Victor is wiped out, Alexios said to himself, with satisfaction. McFergusen won’t come right out and say it, but the implication is crystal clear: either Victor planted those rocks here himself, or he fell dupe to some prankster who did it. Either way, Victor’s reputation as a scientist is permanently demolished.
Laughing out loud, Alexios thought, Now it’s your turn, Danvers.
He put in a call to Molina, to start the process of destroying Bishop Elliott Danvers.
As he strode down the central corridor of the orbiting
Himawari,
heading toward Molina’s quarters, Alexios began to feel nervous. Lara will be there, he knew. She lives with him. Sleeps with him. They have an eight-year-old son. He worried that sooner or later she would see through his nanotherapy and recognize Mance Bracknell. Then he realized that even if she did it wouldn’t change anything.
Still, he hesitated once he arrived at the door to their stateroom, his fist in midair poised to knock. What will I do if she does recognize me? he asked himself. What will you do if she doesn’t? replied the scornful voice in his head.
He took a breath, then knocked. Lara opened the door immediately, as if she had been standing behind it waiting anxiously for him.
He had to swallow before he could say, “Hello, Mrs. Molina.”
“Mr. Alexios.” Her voice was hushed, apprehensive. “Won’t you come in?”
Feeling every fiber of his body quivering nervously, Alexios stepped into their compartment.
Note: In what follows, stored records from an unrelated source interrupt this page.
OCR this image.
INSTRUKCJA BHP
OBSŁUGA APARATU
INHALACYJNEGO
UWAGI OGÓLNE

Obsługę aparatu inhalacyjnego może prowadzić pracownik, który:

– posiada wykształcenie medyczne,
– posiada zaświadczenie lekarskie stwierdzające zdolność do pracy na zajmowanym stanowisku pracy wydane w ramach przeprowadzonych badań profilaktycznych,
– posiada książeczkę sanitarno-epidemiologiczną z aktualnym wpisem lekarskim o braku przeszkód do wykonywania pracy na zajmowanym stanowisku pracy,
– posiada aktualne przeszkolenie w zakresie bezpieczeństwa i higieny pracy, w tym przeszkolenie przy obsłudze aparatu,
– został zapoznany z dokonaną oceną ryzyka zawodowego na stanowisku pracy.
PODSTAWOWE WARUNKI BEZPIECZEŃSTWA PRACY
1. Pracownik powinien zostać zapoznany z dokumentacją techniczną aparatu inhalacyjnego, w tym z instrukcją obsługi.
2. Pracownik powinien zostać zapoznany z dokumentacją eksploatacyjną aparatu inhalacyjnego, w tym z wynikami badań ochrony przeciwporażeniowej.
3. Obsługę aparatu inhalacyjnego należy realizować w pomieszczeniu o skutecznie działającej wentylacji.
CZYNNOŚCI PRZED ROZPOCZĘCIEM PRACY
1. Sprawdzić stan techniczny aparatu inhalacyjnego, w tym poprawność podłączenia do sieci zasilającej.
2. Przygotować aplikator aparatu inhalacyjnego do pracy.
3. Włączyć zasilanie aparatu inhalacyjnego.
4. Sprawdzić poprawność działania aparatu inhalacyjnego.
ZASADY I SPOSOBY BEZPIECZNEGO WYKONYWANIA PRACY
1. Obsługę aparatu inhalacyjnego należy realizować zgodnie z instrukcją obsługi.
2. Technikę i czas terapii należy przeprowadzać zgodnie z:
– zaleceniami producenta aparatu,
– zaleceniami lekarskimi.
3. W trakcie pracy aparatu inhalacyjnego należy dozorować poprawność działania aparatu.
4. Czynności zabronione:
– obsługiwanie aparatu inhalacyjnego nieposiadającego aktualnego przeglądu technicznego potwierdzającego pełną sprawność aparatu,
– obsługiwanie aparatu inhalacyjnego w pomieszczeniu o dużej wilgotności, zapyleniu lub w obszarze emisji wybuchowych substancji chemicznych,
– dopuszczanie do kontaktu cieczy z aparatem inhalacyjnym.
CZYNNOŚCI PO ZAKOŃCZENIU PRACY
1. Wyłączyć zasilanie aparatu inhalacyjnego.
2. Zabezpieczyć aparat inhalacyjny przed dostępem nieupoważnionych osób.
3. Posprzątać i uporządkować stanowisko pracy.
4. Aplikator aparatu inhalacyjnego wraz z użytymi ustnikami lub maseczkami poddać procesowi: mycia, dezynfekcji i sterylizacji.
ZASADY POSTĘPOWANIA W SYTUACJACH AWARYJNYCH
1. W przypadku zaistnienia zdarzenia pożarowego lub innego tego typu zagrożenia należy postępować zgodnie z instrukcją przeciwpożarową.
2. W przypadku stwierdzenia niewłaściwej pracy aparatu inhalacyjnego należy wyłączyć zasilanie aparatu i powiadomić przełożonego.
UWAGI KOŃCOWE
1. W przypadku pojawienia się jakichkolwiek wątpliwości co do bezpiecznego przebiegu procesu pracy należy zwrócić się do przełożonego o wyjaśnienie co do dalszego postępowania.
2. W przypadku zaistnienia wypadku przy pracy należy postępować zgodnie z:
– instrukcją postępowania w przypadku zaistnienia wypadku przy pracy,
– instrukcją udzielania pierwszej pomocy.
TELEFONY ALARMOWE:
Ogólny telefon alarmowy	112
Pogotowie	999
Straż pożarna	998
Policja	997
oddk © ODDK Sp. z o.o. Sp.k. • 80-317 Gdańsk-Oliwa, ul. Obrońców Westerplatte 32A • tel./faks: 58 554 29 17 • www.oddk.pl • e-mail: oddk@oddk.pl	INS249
Victor was sitting on the two-place sofa set against the far bulkhead, his head in his hands. The bed was neatly made up; everything in the stateroom seemed in fastidious order. Except for Molina: he looked a wreck, hair mussed, face ashen, a two-day stubble on his jaw, dark rings under his eyes.
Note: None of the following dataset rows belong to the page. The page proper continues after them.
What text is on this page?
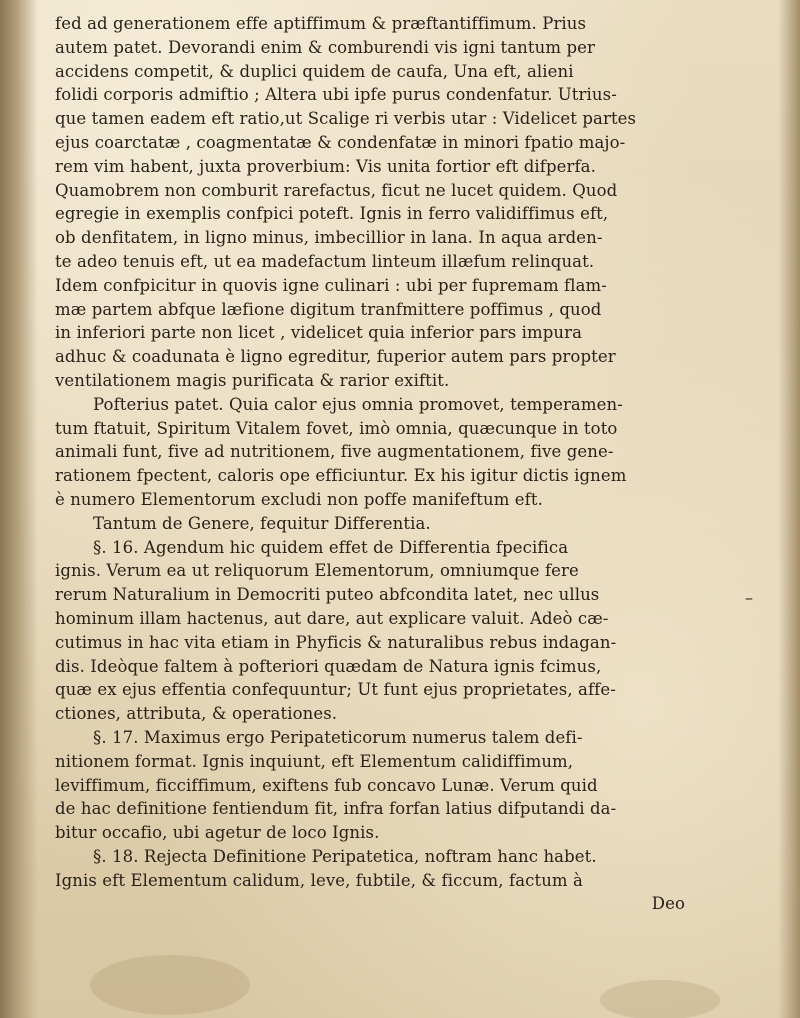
fed ad generationem effe aptiffimum & præftantiffimum. Prius
autem patet. Devorandi enim & comburendi vis igni tantum per
accidens competit, & duplici quidem de caufa, Una eft, alieni
folidi corporis admiftio ; Altera ubi ipfe purus condenfatur. Utrius-
que tamen eadem eft ratio,ut Scalige ri verbis utar : Videlicet partes
ejus coarctatæ , coagmentatæ & condenfatæ in minori fpatio majo-
rem vim habent, juxta proverbium: Vis unita fortior eft difperfa.
Quamobrem non comburit rarefactus, ficut ne lucet quidem. Quod
egregie in exemplis confpici poteft. Ignis in ferro validiffimus eft,
ob denfitatem, in ligno minus, imbecillior in lana. In aqua arden-
te adeo tenuis eft, ut ea madefactum linteum illæfum relinquat.
Idem confpicitur in quovis igne culinari : ubi per fupremam flam-
mæ partem abfque læfione digitum tranfmittere poffimus , quod
in inferiori parte non licet , videlicet quia inferior pars impura
adhuc & coadunata è ligno egreditur, fuperior autem pars propter
ventilationem magis purificata & rarior exiftit.
Pofterius patet. Quia calor ejus omnia promovet, temperamen-
tum ftatuit, Spiritum Vitalem fovet, imò omnia, quæcunque in toto
animali funt, five ad nutritionem, five augmentationem, five gene-
rationem fpectent, caloris ope efficiuntur. Ex his igitur dictis ignem
è numero Elementorum excludi non poffe manifeftum eft.
Tantum de Genere, fequitur Differentia.
§. 16. Agendum hic quidem effet de Differentia fpecifica
ignis. Verum ea ut reliquorum Elementorum, omniumque fere
rerum Naturalium in Democriti puteo abfcondita latet, nec ullus
hominum illam hactenus, aut dare, aut explicare valuit. Adeò cæ-
cutimus in hac vita etiam in Phyficis & naturalibus rebus indagan-
dis. Ideòque faltem à pofteriori quædam de Natura ignis fcimus,
quæ ex ejus effentia confequuntur; Ut funt ejus proprietates, affe-
ctiones, attributa, & operationes.
§. 17. Maximus ergo Peripateticorum numerus talem defi-
nitionem format. Ignis inquiunt, eft Elementum calidiffimum,
leviffimum, ficciffimum, exiftens fub concavo Lunæ. Verum quid
de hac definitione fentiendum fit, infra forfan latius difputandi da-
bitur occafio, ubi agetur de loco Ignis.
§. 18. Rejecta Definitione Peripatetica, noftram hanc habet.
Ignis eft Elementum calidum, leve, fubtile, & ficcum, factum à
Deo
–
Alexios relaxed somewhat. This isn’t going to be difficult at all. He’s ready to clutch at any straw I can offer.
Lara asked, “Can I get you something, Mr. Alexios?”
“Dante,” he said. “Please call me Dante.”
With a nod, she said, “Very well, Dante. A drink, maybe?”
His memory flashed a picture of all the times he and Lara had drunk together. She’d been partial to margaritas in the old days; Mance Bracknell had a taste for wine.
“Just some water, please,” he said.
“Fruit juice?” she suggested.
He almost shuddered with the recollection of the nanomachine-laden juice he had drunk in Koga’s clinic. “Water will be fine, thank you.”
Lara went to the kitchenette built behind a short bar next to the sofa. Alexios pulled up one of the plush chairs and sat across the coffee table from Molina.
“As I said on the phone, Dr. Molina, I’m here to help you in any way I can.”
Molina shook his head. “There isn’t anything you can do,” he said in a hoarse whisper.
“Someone set you up for this,” Alexios said gently. “If we can find out who did it, that would show everyone that you’re not at fault.”
Lara placed a tray of glasses on the coffee table and sat next to her husband. “That’s what I’ve been telling him. We can’t just take this lying down. We’ve got to find out who’s responsible for this.”
“What can you do?” Molina asked morosely.
Alexios tilted his head slightly, as if thinking about the problem. “Well… you said you received an anonymous call about the rocks.”
“Yes. Somebody left a message for me at my office on campus. No name. No return address.”
“And on the strength of that one call you came out here to Mercury?”
Anger flared in Molina’s eyes. “Don’t you start, too! Yes, I came here on the strength of that one call. It sounded too good to be ignored.”